Non è un chewing gum masticato, e nemmeno un lichene dal colore insolito. Il materiale spalmato su questo scoglio dell'isola di Madeira, in Portogallo, è esattamente ciò che non vorreste che fosse: polietilene, la più comune tra le plastiche di uso comune.
L'ecologo marino Ignacio Gestoso lo ha individuato per la prima volta sulle rocce dell'isola vulcanica nel 2016, ma pensava si trattasse di una presenza sporadica. L'anno successivo era ancora lì, e quest'anno, la crosta di plastica di vari colori era variamente spalmata sul 10% degli scogli. Gestoso e i suoi colleghi del Marine and Environmental Research Center portoghese ne hanno prelevati alcuni campioni per le analisi, che hanno confermato che si tratta di residui del polimero usato per il packaging alimentare.

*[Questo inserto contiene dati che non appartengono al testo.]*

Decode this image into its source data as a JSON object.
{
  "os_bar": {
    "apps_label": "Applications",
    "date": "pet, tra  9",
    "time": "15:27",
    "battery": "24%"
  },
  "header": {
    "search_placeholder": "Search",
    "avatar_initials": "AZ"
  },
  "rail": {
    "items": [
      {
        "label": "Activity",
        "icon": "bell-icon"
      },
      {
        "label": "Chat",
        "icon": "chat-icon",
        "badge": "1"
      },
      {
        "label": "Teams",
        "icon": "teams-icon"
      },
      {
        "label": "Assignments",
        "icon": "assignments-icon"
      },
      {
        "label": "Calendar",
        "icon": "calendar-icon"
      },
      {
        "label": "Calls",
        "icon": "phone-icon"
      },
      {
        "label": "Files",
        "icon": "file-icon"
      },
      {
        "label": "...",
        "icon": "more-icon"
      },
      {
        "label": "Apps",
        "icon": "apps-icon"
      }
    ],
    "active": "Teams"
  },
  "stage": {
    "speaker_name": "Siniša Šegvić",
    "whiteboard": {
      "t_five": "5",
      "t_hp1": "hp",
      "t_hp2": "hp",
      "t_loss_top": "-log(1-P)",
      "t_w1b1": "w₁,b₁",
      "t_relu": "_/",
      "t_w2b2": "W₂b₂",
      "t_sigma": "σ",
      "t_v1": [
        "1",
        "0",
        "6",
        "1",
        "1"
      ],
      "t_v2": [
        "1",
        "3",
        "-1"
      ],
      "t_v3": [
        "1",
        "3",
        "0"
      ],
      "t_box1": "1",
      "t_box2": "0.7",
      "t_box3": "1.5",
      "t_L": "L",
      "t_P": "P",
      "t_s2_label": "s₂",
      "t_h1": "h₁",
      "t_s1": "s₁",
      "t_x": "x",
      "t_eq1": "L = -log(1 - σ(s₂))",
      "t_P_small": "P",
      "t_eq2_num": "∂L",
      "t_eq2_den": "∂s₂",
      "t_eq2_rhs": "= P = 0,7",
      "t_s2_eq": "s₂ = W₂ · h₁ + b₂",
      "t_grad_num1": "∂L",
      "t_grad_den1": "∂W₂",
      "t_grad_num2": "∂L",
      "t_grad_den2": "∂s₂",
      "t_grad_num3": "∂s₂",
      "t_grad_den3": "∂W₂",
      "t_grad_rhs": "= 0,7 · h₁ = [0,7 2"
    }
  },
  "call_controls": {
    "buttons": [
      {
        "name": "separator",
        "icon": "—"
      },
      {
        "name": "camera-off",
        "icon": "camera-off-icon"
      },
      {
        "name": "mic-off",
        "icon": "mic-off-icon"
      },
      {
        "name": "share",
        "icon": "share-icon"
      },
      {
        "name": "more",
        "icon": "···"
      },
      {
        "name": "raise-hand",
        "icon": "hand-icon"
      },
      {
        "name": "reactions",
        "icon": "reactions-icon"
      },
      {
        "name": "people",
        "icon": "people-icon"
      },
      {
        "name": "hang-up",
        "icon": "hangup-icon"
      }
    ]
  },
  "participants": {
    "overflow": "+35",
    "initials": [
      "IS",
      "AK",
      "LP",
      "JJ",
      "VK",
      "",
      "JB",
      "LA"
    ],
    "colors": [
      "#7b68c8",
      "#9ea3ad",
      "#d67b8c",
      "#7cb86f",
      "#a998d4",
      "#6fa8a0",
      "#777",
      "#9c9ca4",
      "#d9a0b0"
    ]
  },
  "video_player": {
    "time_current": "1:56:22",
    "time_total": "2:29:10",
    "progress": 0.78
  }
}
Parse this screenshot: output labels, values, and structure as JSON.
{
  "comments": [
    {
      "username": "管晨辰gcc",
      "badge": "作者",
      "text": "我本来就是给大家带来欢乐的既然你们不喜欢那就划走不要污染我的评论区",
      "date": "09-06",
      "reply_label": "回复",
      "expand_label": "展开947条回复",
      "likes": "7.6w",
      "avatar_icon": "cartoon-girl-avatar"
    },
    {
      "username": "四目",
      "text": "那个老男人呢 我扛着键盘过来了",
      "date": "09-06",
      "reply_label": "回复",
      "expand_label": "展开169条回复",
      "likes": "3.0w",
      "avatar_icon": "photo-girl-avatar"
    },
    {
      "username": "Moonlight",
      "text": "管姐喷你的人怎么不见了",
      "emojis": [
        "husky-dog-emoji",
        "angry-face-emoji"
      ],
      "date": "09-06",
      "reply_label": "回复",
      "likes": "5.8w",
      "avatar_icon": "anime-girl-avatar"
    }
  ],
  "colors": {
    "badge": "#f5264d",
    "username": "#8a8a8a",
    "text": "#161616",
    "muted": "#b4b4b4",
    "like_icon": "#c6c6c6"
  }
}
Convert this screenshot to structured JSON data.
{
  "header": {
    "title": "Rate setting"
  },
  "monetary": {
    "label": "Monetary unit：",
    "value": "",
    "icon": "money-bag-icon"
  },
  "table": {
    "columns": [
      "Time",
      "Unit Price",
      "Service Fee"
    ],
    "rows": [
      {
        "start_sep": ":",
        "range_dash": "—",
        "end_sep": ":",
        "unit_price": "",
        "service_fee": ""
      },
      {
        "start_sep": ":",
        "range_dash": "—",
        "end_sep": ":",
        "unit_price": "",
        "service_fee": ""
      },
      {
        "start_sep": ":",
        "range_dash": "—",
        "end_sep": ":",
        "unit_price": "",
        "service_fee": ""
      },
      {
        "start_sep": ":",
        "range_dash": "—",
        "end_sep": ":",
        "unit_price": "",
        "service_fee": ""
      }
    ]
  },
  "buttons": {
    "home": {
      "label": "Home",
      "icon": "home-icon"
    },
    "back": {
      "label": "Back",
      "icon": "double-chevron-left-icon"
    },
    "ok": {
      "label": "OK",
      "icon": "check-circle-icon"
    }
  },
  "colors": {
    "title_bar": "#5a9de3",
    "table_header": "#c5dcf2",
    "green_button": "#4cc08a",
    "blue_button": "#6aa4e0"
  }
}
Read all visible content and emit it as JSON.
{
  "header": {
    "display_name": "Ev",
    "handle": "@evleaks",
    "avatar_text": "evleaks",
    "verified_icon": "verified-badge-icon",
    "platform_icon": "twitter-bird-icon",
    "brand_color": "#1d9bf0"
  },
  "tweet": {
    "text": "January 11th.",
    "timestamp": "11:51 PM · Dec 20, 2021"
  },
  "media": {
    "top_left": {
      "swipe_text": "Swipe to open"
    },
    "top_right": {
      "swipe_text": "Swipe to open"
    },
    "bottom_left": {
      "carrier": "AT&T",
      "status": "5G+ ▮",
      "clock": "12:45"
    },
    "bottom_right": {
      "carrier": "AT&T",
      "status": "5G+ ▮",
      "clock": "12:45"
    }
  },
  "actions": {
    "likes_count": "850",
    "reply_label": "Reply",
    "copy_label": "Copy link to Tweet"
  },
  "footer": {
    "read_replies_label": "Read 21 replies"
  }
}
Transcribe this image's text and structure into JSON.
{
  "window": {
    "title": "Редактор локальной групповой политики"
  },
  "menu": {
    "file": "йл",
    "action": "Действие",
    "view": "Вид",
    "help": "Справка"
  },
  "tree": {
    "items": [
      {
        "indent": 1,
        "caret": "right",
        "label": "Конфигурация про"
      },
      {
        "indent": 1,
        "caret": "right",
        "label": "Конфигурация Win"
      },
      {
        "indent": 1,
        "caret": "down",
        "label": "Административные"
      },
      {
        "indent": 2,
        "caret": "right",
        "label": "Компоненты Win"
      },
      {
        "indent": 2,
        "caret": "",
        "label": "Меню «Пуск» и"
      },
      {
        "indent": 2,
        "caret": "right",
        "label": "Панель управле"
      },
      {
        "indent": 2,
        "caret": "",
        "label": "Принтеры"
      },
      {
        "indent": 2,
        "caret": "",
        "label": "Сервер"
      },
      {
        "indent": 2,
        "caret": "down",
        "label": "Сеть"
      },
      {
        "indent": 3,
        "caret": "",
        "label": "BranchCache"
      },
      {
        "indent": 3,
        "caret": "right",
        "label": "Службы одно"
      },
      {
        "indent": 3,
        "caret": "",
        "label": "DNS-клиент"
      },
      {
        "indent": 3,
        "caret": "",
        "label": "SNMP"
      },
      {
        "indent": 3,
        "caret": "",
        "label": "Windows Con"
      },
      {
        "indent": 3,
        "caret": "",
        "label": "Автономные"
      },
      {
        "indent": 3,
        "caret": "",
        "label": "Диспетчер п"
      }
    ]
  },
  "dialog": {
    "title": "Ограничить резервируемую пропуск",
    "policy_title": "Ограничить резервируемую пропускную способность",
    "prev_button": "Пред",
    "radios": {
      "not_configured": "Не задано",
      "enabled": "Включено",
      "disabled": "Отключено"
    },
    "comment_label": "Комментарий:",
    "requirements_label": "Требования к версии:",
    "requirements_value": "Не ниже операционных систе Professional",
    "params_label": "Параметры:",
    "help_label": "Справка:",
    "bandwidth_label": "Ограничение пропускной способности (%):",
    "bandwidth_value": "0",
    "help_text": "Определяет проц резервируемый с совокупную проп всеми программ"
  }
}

Trascinato dall'acqua. Il plasticrust, così è stato chiamato, si attacca alle rocce come fanno le alghe, forse per via del lavorio incessante delle onde, che scagliano i detriti contro gli scogli. Un simile agglomerato di plastica, sabbia e roccia era stato avvistato sei anni fa tra i sedimenti basaltici di una spiaggia hawaiana, ma allora si trattava di plastica fusa dai falò: questa volta il calore non c'entra - il plasticrust è lì per l'azione dell'acqua, e prima ancora per la sua onnipresenza nei mari.
Una casa artificiale. Gestoso, che ha descritto la scoperta su Science of the Total Environment, pensa che il problema possa estendersi ben al di là di Madeira, con conseguenze ecologiche immediate non ancora del tutto chiare. A Madeira, il plasticrust sta gradualmente rimpiazzando lo strato viscido di alghe sugli scogli, che dà nutrimento a crostacei e lumache di mare. Una piccola specie di lumaca marina generalmente ghiotta di alghe, la Littorina littorea, è sembrata più abbondante sul residuo di plastica che altrove: il sospetto è che si cibi delle alghe che crescono sul plasticrust, ma occorrerà capire se finisca per ingerire anche la plastica stessa.
I rifiuti di plastica sono diventati ormai talmente diffusi che tra decine di milioni di anni costituiranno i fossili (anzi, i tecnofossili) più comuni del nostro periodo geologico - eredità indistruttibile dell'Antropocene, insieme alle ossa di pollo.